À plus long terme, dans l’hémisphère nord, les semis de blé d’hiver ont commencé et, dans plusieurs grands pays producteurs, la superficie qu’ils occupent devrait croître sous l’effet de prix rémunérateurs. Toutefois, le temps sec, imputable notamment au phénomène météorologique La Niña, a quelque peu dégradé les conditions de culture aux États-Unis.

L’agence onusienne table aussi sur une utilisation mondiale des céréales de l’ordre de 2,74 milliards de tonnes en 2020-21, en hausse de 1,9% par rapport à l’an passé, sous l’effet notamment d’une augmentation de l’utilisation du maïs et du sorgho dans l’alimentation animale en Chine, pays qui a reconstitué ses élevages porcins décimés par une épidémie depuis 2018.

Les échanges mondiaux de céréales en 2020-2021 devraient aussi dépasser de 3,4% ceux de l’année dernière pour atteindre 454,6 millions de tonnes, essentiellement en raison des ventes de maïs des États-Unis qui sont plus fortes que prévu et de volumes d’achat toujours importants de la part de la Chine.

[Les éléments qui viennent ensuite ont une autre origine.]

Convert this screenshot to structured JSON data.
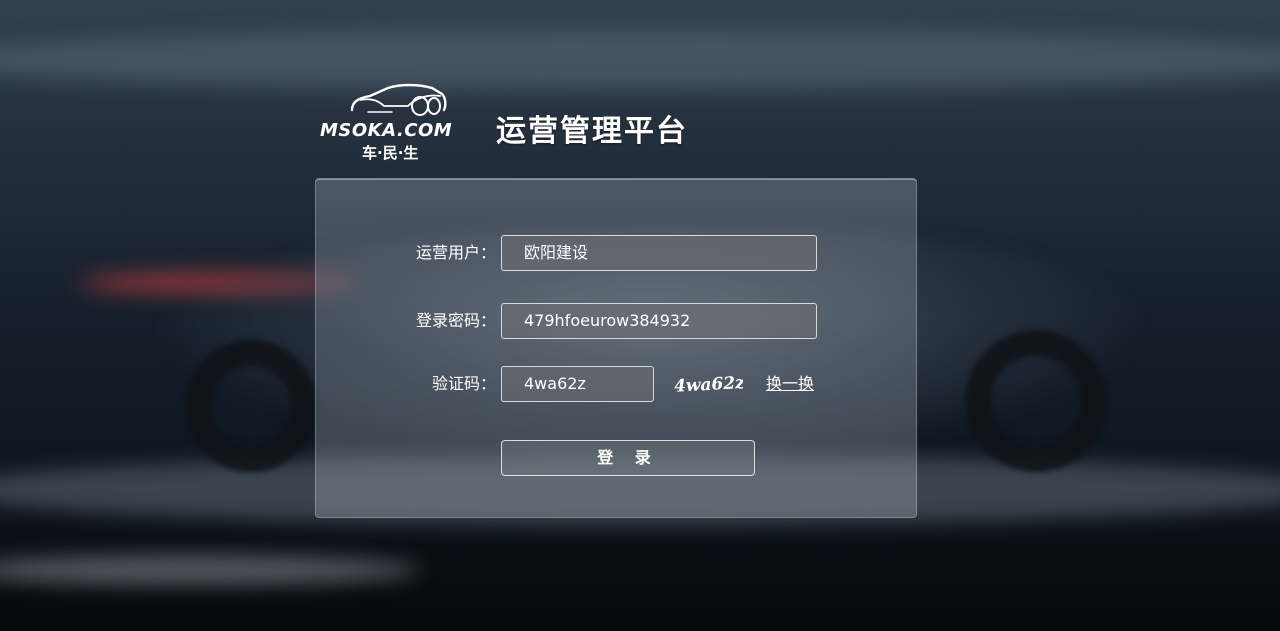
{
  "header": {
    "logo_brand": "MSOKA.COM",
    "logo_sub": "车·民·生",
    "title": "运营管理平台"
  },
  "login_form": {
    "username_label": "运营用户：",
    "username_value": "欧阳建设",
    "password_label": "登录密码：",
    "password_value": "479hfoeurow384932",
    "captcha_label": "验证码：",
    "captcha_value": "4wa62z",
    "captcha_image_text": "4wa62z",
    "refresh_label": "换一换",
    "login_label": "登 录"
  },
  "colors": {
    "text": "#ffffff",
    "background_dark": "#0f1721"
  }
}
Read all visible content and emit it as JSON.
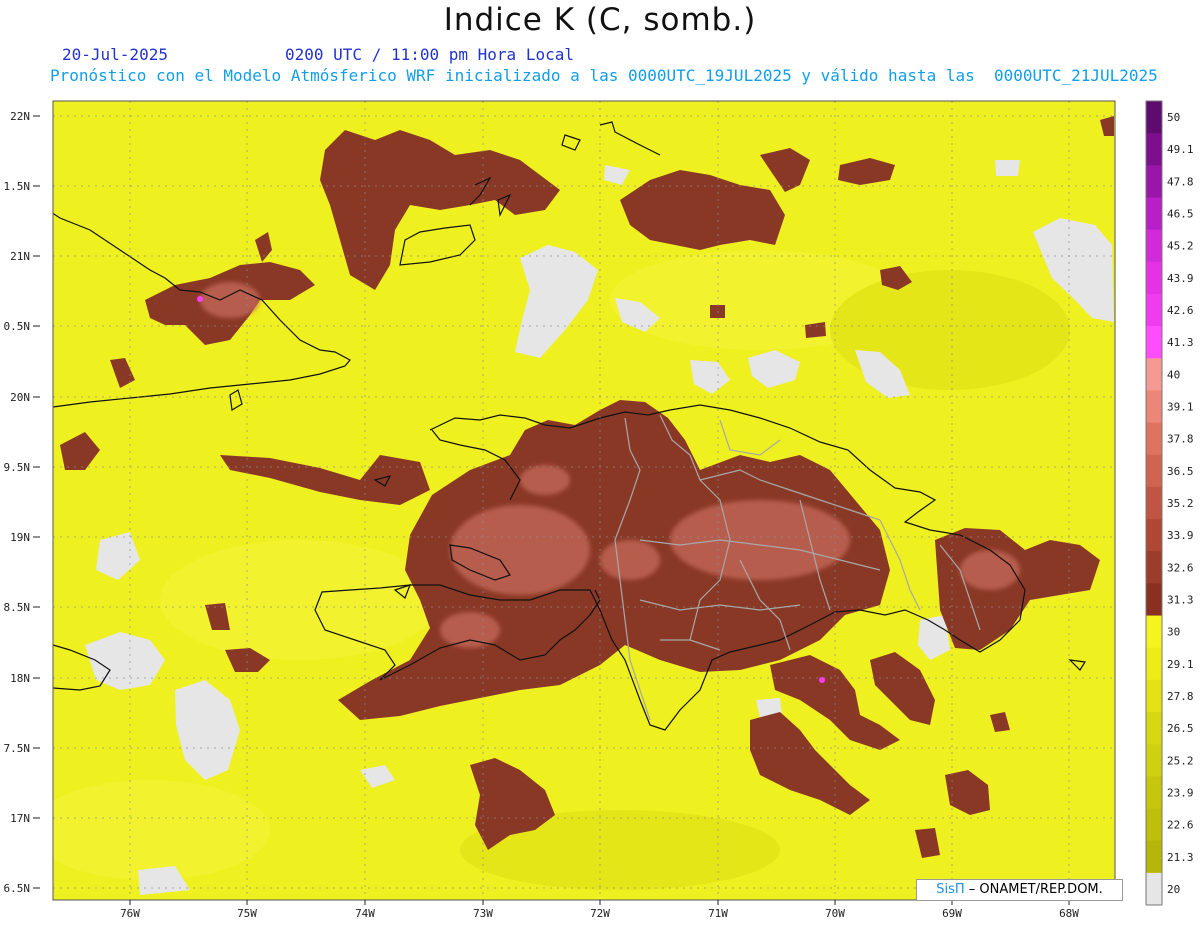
{
  "header": {
    "title": "Indice K (C, somb.)",
    "date": "20-Jul-2025",
    "time": "0200 UTC / 11:00 pm Hora Local",
    "description": "Pronóstico con el Modelo Atmósferico WRF inicializado a las 0000UTC_19JUL2025 y válido hasta las  0000UTC_21JUL2025"
  },
  "map": {
    "lat_labels": [
      "22N",
      "1.5N",
      "21N",
      "0.5N",
      "20N",
      "9.5N",
      "19N",
      "8.5N",
      "18N",
      "7.5N",
      "17N",
      "6.5N"
    ],
    "lon_labels": [
      "76W",
      "75W",
      "74W",
      "73W",
      "72W",
      "71W",
      "70W",
      "69W",
      "68W"
    ],
    "lat_range": [
      16.5,
      22
    ],
    "lon_range": [
      -76.6,
      -67.6
    ],
    "colors": {
      "background_field": "#eef020",
      "high_index": "#8a3826",
      "no_data": "#e6e6e6",
      "coastline": "#111111",
      "borders": "#a0a0a0"
    }
  },
  "colorbar": {
    "labels": [
      "50",
      "49.1",
      "47.8",
      "46.5",
      "45.2",
      "43.9",
      "42.6",
      "41.3",
      "40",
      "39.1",
      "37.8",
      "36.5",
      "35.2",
      "33.9",
      "32.6",
      "31.3",
      "30",
      "29.1",
      "27.8",
      "26.5",
      "25.2",
      "23.9",
      "22.6",
      "21.3",
      "20"
    ],
    "colors": [
      "#5f0a6e",
      "#7d0e8c",
      "#9a16aa",
      "#b81fc6",
      "#d22ad8",
      "#e432e4",
      "#f03cf0",
      "#ff4cff",
      "#f59a92",
      "#ec8678",
      "#df735f",
      "#d16451",
      "#c25444",
      "#b04736",
      "#9c3c2b",
      "#8a3020",
      "#f4f41e",
      "#ecec18",
      "#e2e214",
      "#d8d812",
      "#cfd00f",
      "#c6c60d",
      "#bebe0b",
      "#b5b50a",
      "#e6e6e6"
    ]
  },
  "credit": {
    "sis": "SisΠ",
    "rest": " – ONAMET/REP.DOM."
  }
}
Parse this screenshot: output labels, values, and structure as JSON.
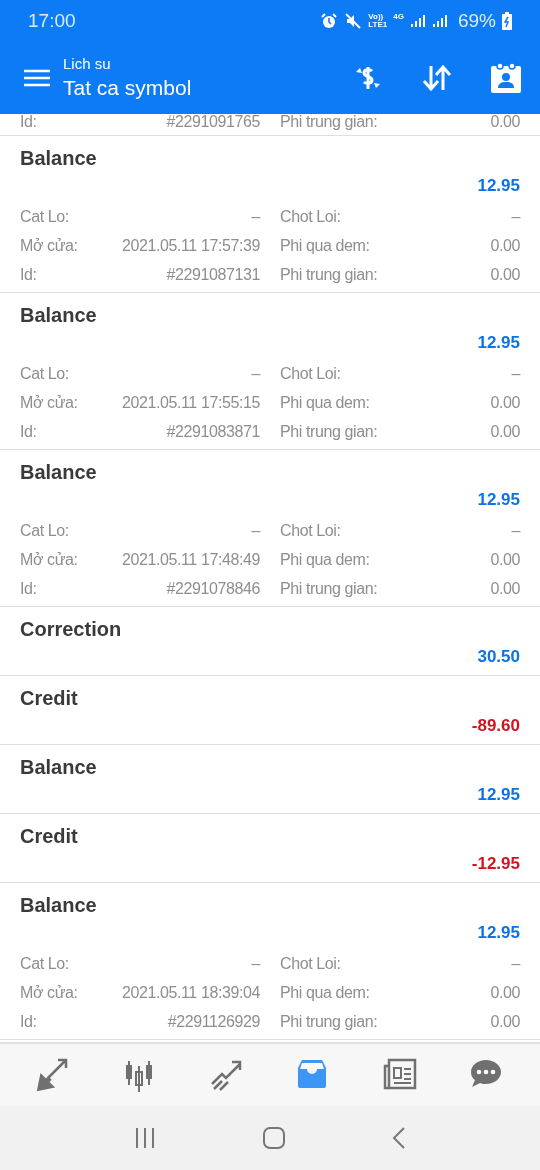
{
  "status_bar": {
    "time": "17:00",
    "volte_top": "Vo))",
    "volte_bottom": "LTE1",
    "network": "4G",
    "battery": "69%"
  },
  "app_bar": {
    "subtitle": "Lich su",
    "title": "Tat ca symbol"
  },
  "partial_row": [
    {
      "label": "Id:",
      "value": "#2291091765"
    },
    {
      "label": "Phi trung gian:",
      "value": "0.00"
    }
  ],
  "entries": [
    {
      "kind": "full",
      "title": "Balance",
      "amount": "12.95",
      "color": "#0b72e7",
      "fields": [
        {
          "label": "Cat Lo:",
          "value": "–"
        },
        {
          "label": "Chot Loi:",
          "value": "–"
        },
        {
          "label": "Mở cửa:",
          "value": "2021.05.11 17:57:39"
        },
        {
          "label": "Phi qua dem:",
          "value": "0.00"
        },
        {
          "label": "Id:",
          "value": "#2291087131"
        },
        {
          "label": "Phi trung gian:",
          "value": "0.00"
        }
      ]
    },
    {
      "kind": "full",
      "title": "Balance",
      "amount": "12.95",
      "color": "#0b72e7",
      "fields": [
        {
          "label": "Cat Lo:",
          "value": "–"
        },
        {
          "label": "Chot Loi:",
          "value": "–"
        },
        {
          "label": "Mở cửa:",
          "value": "2021.05.11 17:55:15"
        },
        {
          "label": "Phi qua dem:",
          "value": "0.00"
        },
        {
          "label": "Id:",
          "value": "#2291083871"
        },
        {
          "label": "Phi trung gian:",
          "value": "0.00"
        }
      ]
    },
    {
      "kind": "full",
      "title": "Balance",
      "amount": "12.95",
      "color": "#0b72e7",
      "fields": [
        {
          "label": "Cat Lo:",
          "value": "–"
        },
        {
          "label": "Chot Loi:",
          "value": "–"
        },
        {
          "label": "Mở cửa:",
          "value": "2021.05.11 17:48:49"
        },
        {
          "label": "Phi qua dem:",
          "value": "0.00"
        },
        {
          "label": "Id:",
          "value": "#2291078846"
        },
        {
          "label": "Phi trung gian:",
          "value": "0.00"
        }
      ]
    },
    {
      "kind": "short",
      "title": "Correction",
      "amount": "30.50",
      "color": "#0b72e7"
    },
    {
      "kind": "short",
      "title": "Credit",
      "amount": "-89.60",
      "color": "#d3131f"
    },
    {
      "kind": "short",
      "title": "Balance",
      "amount": "12.95",
      "color": "#0b72e7"
    },
    {
      "kind": "short",
      "title": "Credit",
      "amount": "-12.95",
      "color": "#d3131f"
    },
    {
      "kind": "full",
      "title": "Balance",
      "amount": "12.95",
      "color": "#0b72e7",
      "fields": [
        {
          "label": "Cat Lo:",
          "value": "–"
        },
        {
          "label": "Chot Loi:",
          "value": "–"
        },
        {
          "label": "Mở cửa:",
          "value": "2021.05.11 18:39:04"
        },
        {
          "label": "Phi qua dem:",
          "value": "0.00"
        },
        {
          "label": "Id:",
          "value": "#2291126929"
        },
        {
          "label": "Phi trung gian:",
          "value": "0.00"
        }
      ]
    }
  ],
  "bottom_nav": [
    {
      "selected": false
    },
    {
      "selected": false
    },
    {
      "selected": false
    },
    {
      "selected": true
    },
    {
      "selected": false
    },
    {
      "selected": false
    }
  ]
}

Forte hausse des prix alimentaires mondiaux en novembre

Par ailleurs, les prix mondiaux des denrées alimentaires de base ont atteint en novembre leur niveau le plus haut depuis près de six ans. Le mois dernier, l’indice FAO des prix des produits alimentaires s’est établi en moyenne à 105 points, soit une hausse de 3,9% par rapport à octobre, et de 6,5% par rapport à novembre 2019.

Il s’agit de la hausse mensuelle « la plus importante depuis juillet 2012, qui fait grimper l’indice à son niveau le plus haut depuis décembre 2014 ». Comme pour illustrer cette tendance, le prix des huiles végétales a connu « une hausse vertigineuse de 14,5% » par rapport au mois dernier.

Les autres denrées de base étudiées ont vu leur prix augmenter.  L’indice des céréales a progressé de 2,5% par rapport à octobre et de 19,9% par rapport à l’an passé. Ceci en raison de l’ajustement à la baisse des prévisions de production aux États-Unis d’Amérique et en Ukraine ainsi que des vastes quantités achetées par la Chine.  Les cours internationaux du riz se sont maintenus pendant le mois.

L’indice du sucre affiche une croissance mensuelle de 3,3%, nourrie par les perspectives de baisse de récolte, dues notamment à des "conditions météorologiques défavorables" dans l’Union européenne, en Russie et en Thaïlande.

Le prix des produits laitiers a progressé de 0,9% et s’est approché de son niveau le plus élevé en 18 mois, principalement du fait de l’affermissement des prix du beurre et du fromage et de la montée en flèche des ventes au détail en Europe.

S’agissant de l’indice FAO de la viande, le prix a également enregistré une hausse de 0,9% par rapport à octobre, mais reste inférieur de 13,7% à la valeur qui était la sienne il y a un an. Les prix de la viande bovine, ovine et porcine ont tous augmenté, tandis que ceux de la viande de volaille ont reculé.